A Design Dossier should be made for Class III devices that contains information from the technical file as well as an explanation of the design process.
Step 5: Declaration of conformity
After completion of the audit, CE marking certificate is being issued for the product along with an ISO 13485 certificate that establishes that your QMS is compliant with European standards.13
The final step is to create a Declaration of Conformity. This is a legally binding document which declares that the device meets all of the essential requirements as laid out by EU MDR and any other applicable regulatory standards.
Affix the CE marking to the product, having established compliance with European regulations. In Figure 6, Figure 7, the Conformity Assessment process of IVD’s and Medical Devices of different classes was depicted respectively.
Observations
In terms of global revenue, the United States will generate the most (US$159.80 billion in 2022).
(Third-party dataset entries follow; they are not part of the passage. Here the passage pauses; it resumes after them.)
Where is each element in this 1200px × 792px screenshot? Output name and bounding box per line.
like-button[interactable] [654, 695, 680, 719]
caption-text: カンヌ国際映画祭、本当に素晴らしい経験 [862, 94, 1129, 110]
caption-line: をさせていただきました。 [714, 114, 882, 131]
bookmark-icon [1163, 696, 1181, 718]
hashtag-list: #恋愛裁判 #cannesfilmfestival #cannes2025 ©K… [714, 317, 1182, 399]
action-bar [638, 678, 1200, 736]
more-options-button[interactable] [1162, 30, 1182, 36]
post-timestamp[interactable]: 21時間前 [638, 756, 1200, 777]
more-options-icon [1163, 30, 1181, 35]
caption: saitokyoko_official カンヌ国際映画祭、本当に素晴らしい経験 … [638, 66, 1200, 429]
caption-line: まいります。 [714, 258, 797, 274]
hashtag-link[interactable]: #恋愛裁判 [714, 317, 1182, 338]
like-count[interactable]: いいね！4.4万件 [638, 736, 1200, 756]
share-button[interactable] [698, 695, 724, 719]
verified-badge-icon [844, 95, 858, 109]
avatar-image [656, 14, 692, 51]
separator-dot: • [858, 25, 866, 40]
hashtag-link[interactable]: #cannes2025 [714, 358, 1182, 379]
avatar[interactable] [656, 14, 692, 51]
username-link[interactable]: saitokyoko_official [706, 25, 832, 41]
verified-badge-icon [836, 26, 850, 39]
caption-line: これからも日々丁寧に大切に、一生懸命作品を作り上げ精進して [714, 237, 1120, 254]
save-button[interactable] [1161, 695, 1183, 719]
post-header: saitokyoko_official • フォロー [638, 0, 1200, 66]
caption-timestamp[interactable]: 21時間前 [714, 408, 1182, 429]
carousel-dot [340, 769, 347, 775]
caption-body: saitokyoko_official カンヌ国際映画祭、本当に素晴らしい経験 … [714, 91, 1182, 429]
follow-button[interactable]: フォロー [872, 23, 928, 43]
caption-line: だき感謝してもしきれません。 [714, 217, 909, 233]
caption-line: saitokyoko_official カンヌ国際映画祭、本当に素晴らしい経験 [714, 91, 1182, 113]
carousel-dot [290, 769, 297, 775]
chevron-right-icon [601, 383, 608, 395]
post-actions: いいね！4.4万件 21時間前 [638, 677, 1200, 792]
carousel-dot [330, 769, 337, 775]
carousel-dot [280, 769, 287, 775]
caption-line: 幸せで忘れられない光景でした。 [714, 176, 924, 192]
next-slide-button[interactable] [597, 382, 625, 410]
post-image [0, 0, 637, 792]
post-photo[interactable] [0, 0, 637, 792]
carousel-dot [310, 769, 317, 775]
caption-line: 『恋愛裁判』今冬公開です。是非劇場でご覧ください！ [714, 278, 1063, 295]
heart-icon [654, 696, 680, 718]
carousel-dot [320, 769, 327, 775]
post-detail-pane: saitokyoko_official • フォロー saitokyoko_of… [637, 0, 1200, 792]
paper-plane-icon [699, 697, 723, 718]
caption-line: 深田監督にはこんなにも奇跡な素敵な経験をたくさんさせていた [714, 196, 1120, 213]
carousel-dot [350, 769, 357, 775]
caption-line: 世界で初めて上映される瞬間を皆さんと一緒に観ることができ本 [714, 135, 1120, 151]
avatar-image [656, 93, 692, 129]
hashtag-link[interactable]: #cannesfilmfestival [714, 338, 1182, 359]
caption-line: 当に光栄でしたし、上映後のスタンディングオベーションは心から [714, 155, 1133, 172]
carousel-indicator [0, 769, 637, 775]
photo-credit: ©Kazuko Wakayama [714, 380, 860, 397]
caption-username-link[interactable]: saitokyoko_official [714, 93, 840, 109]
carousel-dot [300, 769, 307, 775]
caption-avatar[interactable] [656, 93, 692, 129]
According to the graph, the revenue of medical equipment in 2016 was US$106.64 billion in Europe. In 2022, revenue in the Medical Devices segment is expected to reach US$132.40 billion in Europe.14 Other Medical Devices is the market's largest section, with a projected market volume of US$69.20 billion in Europe in 2022. Revenue in Europe is expected to grow at a 5.75% annual rate (CAGR 2022-2027), resulting in a market volume of US$175.10 billion by 2027,15Figure 8 depicts the revenue of various medical device segments in Europe.
Conclusion
This article mainly delivers the information about how medical device approval is done Europe countries. It also discusses about the CE marking for the medical devices and IVD’s in Europe which is important for the marketing of the devices in that country. It also consists the revenue marketing of the two countries comparative to the US market which is globally on the top. It gives the information regarding the growth of medical device market in Europe from the year 2016 to 2027. From this article the approval process and CE marking and the directives of the Europe country for medical devices is clearly given. The CE marking process is required for the devices in Europe for marketing and gives a better option for the customer regarding the aspects of quality and safety attributes.